Former Mayor Alan Henry and retired city employees recalled that there was an earlier flag that was the result of a contest, but they did not know the correct date. Henry thought it occurred at Lubbock's 75th anniversary in 1984, and longtime city employee David Jones thought it occurred at the time of the nation's bicentennial. No one could recall what the earlier flag looked like.
The current flag features a jukebox-design logo designed in 1996 by the Lubbock Convention and Visitors Bureau that reads "Legendary Lubbock." Under the logo are the words "Music Crossroads of Texas," which was a designation given to Lubbock by the Texas Legislature in 1999. The flag was first raised on April 5, 2000, by then-Mayor Windy Sitton and students participating in Local Government Week in Lubbock County, according to the NAVA book. The "Legendary Lubbock" flag was recently ranked 144th out of 150 in a survey of city flags in the United States on NAVA's Web site. Ted Kaye, who conducted the NAVA survey, said this week he thinks the "Legendary Lubbock" design is a great logo that did not work as a flag design. Just because survey participants did not like Lubbock's city flag did not necessarily mean they did not like the logo, he said. Lloyd Caballero, vice president of the Thomas Agency, which designed the logo, said that it was not designed to be a flag. "Logos are meant to be seen close-up on a flat surface and not moving," Kaye said. "What you draw or see on a piece of paper in front of you is not necessarily going to work well on a piece of fabric 200 feet away while it's moving - and when you may be seeing it from the back.""

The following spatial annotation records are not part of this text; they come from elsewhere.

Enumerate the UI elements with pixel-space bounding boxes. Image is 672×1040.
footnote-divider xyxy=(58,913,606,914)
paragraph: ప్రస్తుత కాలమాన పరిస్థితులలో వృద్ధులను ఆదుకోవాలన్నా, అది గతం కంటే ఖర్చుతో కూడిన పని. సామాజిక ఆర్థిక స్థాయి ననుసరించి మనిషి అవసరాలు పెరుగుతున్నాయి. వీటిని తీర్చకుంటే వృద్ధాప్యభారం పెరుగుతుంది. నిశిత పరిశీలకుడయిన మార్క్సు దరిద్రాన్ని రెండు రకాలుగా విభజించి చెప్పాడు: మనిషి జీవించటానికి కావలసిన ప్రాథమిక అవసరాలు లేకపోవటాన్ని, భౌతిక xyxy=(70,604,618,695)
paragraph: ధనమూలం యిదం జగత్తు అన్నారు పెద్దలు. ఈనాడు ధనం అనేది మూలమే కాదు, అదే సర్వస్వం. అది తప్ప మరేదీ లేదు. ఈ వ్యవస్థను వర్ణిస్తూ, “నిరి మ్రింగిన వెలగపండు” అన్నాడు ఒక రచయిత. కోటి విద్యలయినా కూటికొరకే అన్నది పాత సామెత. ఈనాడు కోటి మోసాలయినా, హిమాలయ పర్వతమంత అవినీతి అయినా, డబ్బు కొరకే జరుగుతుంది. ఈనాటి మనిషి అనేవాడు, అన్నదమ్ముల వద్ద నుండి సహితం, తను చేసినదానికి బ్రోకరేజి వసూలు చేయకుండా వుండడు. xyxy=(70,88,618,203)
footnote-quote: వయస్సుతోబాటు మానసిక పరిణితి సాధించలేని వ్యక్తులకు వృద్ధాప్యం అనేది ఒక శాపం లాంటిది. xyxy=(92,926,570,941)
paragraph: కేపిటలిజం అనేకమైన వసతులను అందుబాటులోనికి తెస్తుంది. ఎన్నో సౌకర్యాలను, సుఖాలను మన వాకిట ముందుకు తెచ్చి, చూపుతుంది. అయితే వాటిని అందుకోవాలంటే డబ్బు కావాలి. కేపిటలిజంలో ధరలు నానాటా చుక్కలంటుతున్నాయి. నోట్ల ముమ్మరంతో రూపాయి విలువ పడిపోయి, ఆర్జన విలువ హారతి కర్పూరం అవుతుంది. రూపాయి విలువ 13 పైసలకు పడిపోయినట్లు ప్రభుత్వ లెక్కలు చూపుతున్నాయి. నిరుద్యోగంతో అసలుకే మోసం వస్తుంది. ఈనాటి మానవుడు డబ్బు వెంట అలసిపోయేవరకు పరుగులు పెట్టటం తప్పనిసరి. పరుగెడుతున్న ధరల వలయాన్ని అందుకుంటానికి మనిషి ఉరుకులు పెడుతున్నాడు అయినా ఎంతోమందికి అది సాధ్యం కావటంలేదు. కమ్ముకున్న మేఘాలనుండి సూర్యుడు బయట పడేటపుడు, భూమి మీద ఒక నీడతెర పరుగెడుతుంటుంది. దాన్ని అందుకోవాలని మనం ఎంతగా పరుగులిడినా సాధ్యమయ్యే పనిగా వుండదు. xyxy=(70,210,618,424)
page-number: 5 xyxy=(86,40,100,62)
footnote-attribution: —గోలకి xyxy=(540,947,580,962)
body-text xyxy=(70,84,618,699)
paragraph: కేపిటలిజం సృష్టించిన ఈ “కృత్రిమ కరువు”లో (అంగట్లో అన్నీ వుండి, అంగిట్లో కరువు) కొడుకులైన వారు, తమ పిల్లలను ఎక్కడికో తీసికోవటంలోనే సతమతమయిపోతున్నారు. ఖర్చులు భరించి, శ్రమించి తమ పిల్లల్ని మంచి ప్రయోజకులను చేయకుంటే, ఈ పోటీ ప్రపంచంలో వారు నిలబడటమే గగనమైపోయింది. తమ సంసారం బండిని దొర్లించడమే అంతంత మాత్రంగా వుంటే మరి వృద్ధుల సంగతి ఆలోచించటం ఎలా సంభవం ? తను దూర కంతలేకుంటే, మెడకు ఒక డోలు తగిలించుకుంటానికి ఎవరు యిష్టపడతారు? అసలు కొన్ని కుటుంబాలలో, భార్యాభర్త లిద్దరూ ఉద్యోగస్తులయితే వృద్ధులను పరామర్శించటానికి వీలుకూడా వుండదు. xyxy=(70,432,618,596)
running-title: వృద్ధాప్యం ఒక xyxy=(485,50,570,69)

It looks like the Jukebox themed flag and logo are no longer in use. There is no sign of the flag in pictures that I can find of the council chambers, and the city has adopted a new logo. In this 2011 picture of the police honor guard, the previous Texas-y flag of the City of Lubbock appears to be back in use with the addition of a vertical white stripe along the blue bar at the hoist:
The seal is larger and more colorful than the one shown here, though I could not find one on the web.
New logo (not on flag): http://upload.wikimedia.org/wikipedia/en/d/d4/Lubbock_tx_city_logo.png
Dave Fowler, 7 July 2014
image by Blas Delgado, 19 February 2001
On a Texas style flag is a white map of Texas on a black circle. The black circle is bordered by a white band, which in turn is bordered by a black stripe. The date 1909 appears in the NE of the map in black, and the words CITY OF LUBBOCK TEXAS appear in black on the white band.